Audio di approfondimento tratto dalla Rubrica “Pillole d’Arte” di Radio Cyberspazio
Ogni incontro con l’arte è unico, ma poche opere riescono a catturare l’anima come “Dedalo e Icaro” di Antonio Canova, esposta con orgoglio al Museo Correr di Venezia. Durante una mia visita a questo museo, l’aver fotografato quest’opera in prima persona ha intensificato la mia connessione con il capolavoro: uno scrigno di emozioni che merita una narrazione rinnovata.
Antonio Canova scolpì “Dedalo e Icaro” nel 1779, all’età di soli 22 anni, su commissione del senatore Pietro Pisani. Sebbene sia una delle sue prime opere, il livello di maturità stilistica e concettuale è straordinario, rivelando una profondità che lascia senza parole. La scultura, che trae ispirazione dal mito classico, narra la celebre fuga di padre e figlio: Dedalo, geniale inventore, costruisce ali di penne e cera per sfuggire alla prigionia. Ma l’entusiasmo imprudente di Icaro lo conduce troppo vicino al sole, causando lo scioglimento della cera e la sua tragica caduta.
Canova reinterpreta il mito come un tributo personale al proprio nonno, rappresentato nella figura di Dedalo. Dopo la prematura scomparsa del padre, fu infatti il nonno a crescere il giovane Canova, trasmettendogli la passione per l’arte e sostenendolo, nonostante le difficoltà economiche, fino a permettergli di studiare a Venezia. In Dedalo, si legge la tensione di un uomo che lotta per garantire un futuro al figlio, consapevole delle incertezze che il “volo” potrebbe comportare.
L’emozione dell’incontro: tra simbolismo e realtà
Trovarsi di fronte a quest’opera dal vivo è un’esperienza che tocca corde intime. Lo sguardo di Dedalo, con le sopracciglia aggrottate e la concentrazione assoluta, trasmette la responsabilità di chi prepara il proprio figlio per il mondo. Al contrario, Icaro irradia una leggerezza adolescenziale, incosciente del pericolo. La nudità del giovane non è solo fisica: rappresenta la fragilità e la purezza di chi si affaccia alla vita, un corpo pronto a spiccare il volo.
Canova riesce a creare un equilibrio perfetto tra tensione emotiva e armonia visiva.
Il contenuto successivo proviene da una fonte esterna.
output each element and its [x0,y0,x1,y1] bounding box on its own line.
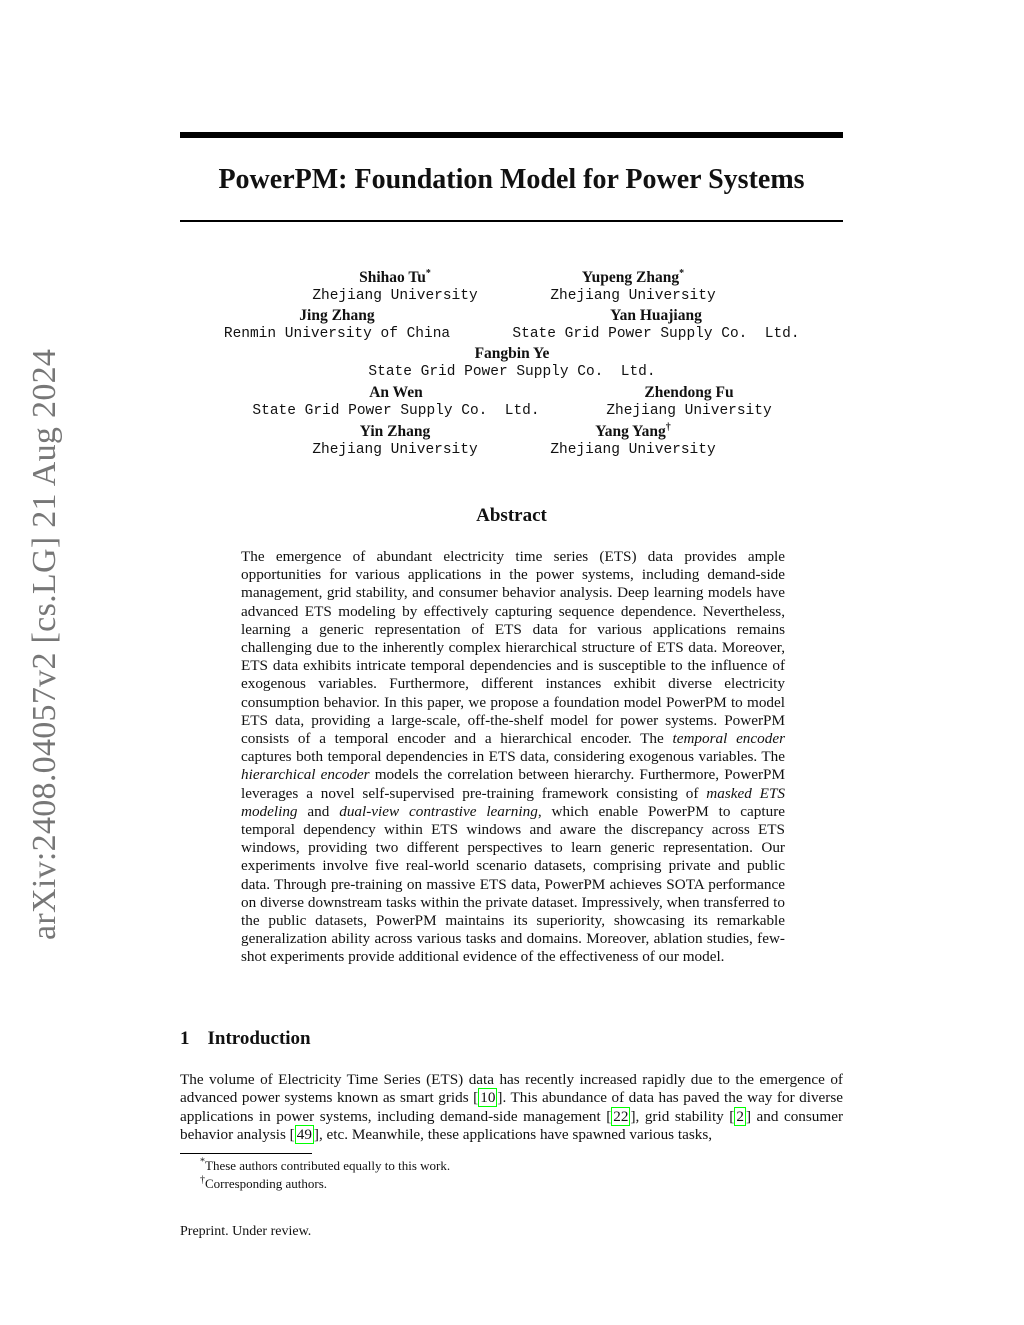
author-affiliation: State Grid Power Supply Co. Ltd. [252,403,540,419]
arxiv-stamp: arXiv:2408.04057v2 [cs.LG] 21 Aug 2024 [26,348,63,940]
author-block [486,306,826,344]
title-rule-bottom [180,220,843,222]
author-affiliation: Zhejiang University [312,442,478,458]
abstract-heading: Abstract [476,505,547,526]
author-name: Fangbin Ye [474,345,550,362]
author-affiliation: State Grid Power Supply Co. Ltd. [368,364,656,380]
author-block [463,422,803,460]
author-block [167,306,507,344]
author-affiliation: State Grid Power Supply Co. Ltd. [512,326,800,342]
author-name: Shihao Tu* [359,267,431,286]
author-affiliation: Zhejiang University [550,442,716,458]
citation-link[interactable]: 49 [296,1126,312,1144]
paper-title: PowerPM: Foundation Model for Power Systems [218,164,805,195]
intro-paragraph: The volume of Electricity Time Series (ETS) data has recently increased rapidly due to the emergence of advanced power systems known as smart grids [ 10 ]. This abundance of data has paved the way for diverse applications in power systems, including demand-side management [ 22 ], grid stability [ 2 ] and consumer behavior analysis [ 49 ], etc. Meanwhile, these applications have spawned various tasks, [180,1071,844,1144]
citation-link[interactable]: 2 [736,1107,744,1125]
citation-link[interactable]: 10 [480,1089,496,1107]
author-name: Zhendong Fu [644,384,734,401]
footnote: *These authors contributed equally to this work. [200,1156,451,1173]
author-affiliation: Zhejiang University [550,288,716,304]
author-affiliation: Renmin University of China [223,326,451,342]
author-block [463,268,803,306]
citation-link[interactable]: 22 [613,1107,629,1125]
footnote: †Corresponding authors. [200,1174,328,1191]
author-name: Jing Zhang [299,307,375,324]
author-block [342,344,682,382]
author-block [226,383,566,421]
author-name: Yupeng Zhang* [581,267,685,286]
abstract-text: The emergence of abundant electricity time series (ETS) data provides ample opportunities for various applications in the power systems, including demand-side management, grid stability, and consumer behavior analysis. Deep learning models have advanced ETS modeling by effectively capturing sequence dependence. Nevertheless, learning a generic representation of ETS data for various applications remains challenging due to the inherently complex hierarchical structure of ETS data. Moreover, ETS data exhibits intricate temporal dependencies and is susceptible to the influence of exogenous variables. Furthermore, different instances exhibit diverse electricity consumption behavior. In this paper, we propose a foundation model PowerPM to model ETS data, providing a large-scale, off-the-shelf model for power systems. PowerPM consists of a temporal encoder and a hierarchical encoder. The temporal encoder captures both temporal dependencies in ETS data, considering exogenous variables. The hierarchical encoder models the correlation between hierarchy. Furthermore, PowerPM leverages a novel self-supervised pre-training framework consisting of masked ETS modeling and dual-view contrastive learning, which enable PowerPM to capture temporal dependency within ETS windows and aware the discrepancy across ETS windows, providing two different perspectives to learn generic representation. Our experiments involve five real-world scenario datasets, comprising private and public data. Through pre-training on massive ETS data, PowerPM achieves SOTA performance on diverse downstream tasks within the private dataset. Impressively, when transferred to the public datasets, PowerPM maintains its superiority, showcasing its remarkable generalization ability across various tasks and domains. Moreover, ablation studies, few-shot experiments provide additional evidence of the effectiveness of our model. [241,548,785,966]
title-rule-top [180,132,843,138]
author-name: Yan Huajiang [610,307,702,324]
author-name: An Wen [369,384,423,401]
footnote-rule [180,1153,312,1154]
section-heading: 1 Introduction [180,1028,311,1049]
author-name: Yin Zhang [359,423,431,440]
author-affiliation: Zhejiang University [606,403,772,419]
author-affiliation: Zhejiang University [312,288,478,304]
preprint-note: Preprint. Under review. [180,1224,312,1239]
author-block [519,383,859,421]
author-name: Yang Yang† [595,421,671,440]
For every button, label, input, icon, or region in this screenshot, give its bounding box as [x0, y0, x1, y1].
Le due figure sono poste ai margini della base marmorea, lasciando un vuoto centrale che simbolizza lo spazio tra due generazioni: il carico della maturità e la leggerezza della giovinezza. L’abbraccio che unisce padre e figlio si carica così di una dolcezza struggente, un gesto che è protezione, ma anche inevitabile distacco.
Dettagli che incantano
La scultura si distingue per il suo raffinato gioco di contrasti. Il corpo curvo e teso di Dedalo parla di esperienza, fatica, angoscia. Al contrario, Icaro, eretto e rilassato, sembra ignorare la gravità del momento. Ogni dettaglio è scolpito con una maestria tecnica che sorprende, considerando che Canova aveva solo 22 anni al momento della sua creazione.
Il marmo si fa carne, vita, emozione: si percepiscono la tensione dei muscoli, la consistenza della pelle, il dramma silenzioso che scorre tra i due protagonisti. Anche il vuoto tra le figure è carico di significato, amplificando l’intensità del legame e il senso di separazione imminente.
L’arte che parla al cuore
“Dedalo e Icaro” non è solo un’opera d’arte: è un racconto universale. Che si tratti del sacrificio di un nonno, delle speranze di un genitore, o delle ambizioni di un giovane artista, la scultura parla a chiunque si soffermi a osservarla. Visitare il Museo Correr e contemplare quest’opera dal vivo significa immergersi in una narrazione senza tempo, dove mito, storia personale ed emozione si intrecciano in un unico capolavoro.
Che siate appassionati d’arte o semplici curiosi, lasciatevi catturare dalla bellezza di quest’opera. Vi sfido a non provare un brivido davanti a tanta perfezione.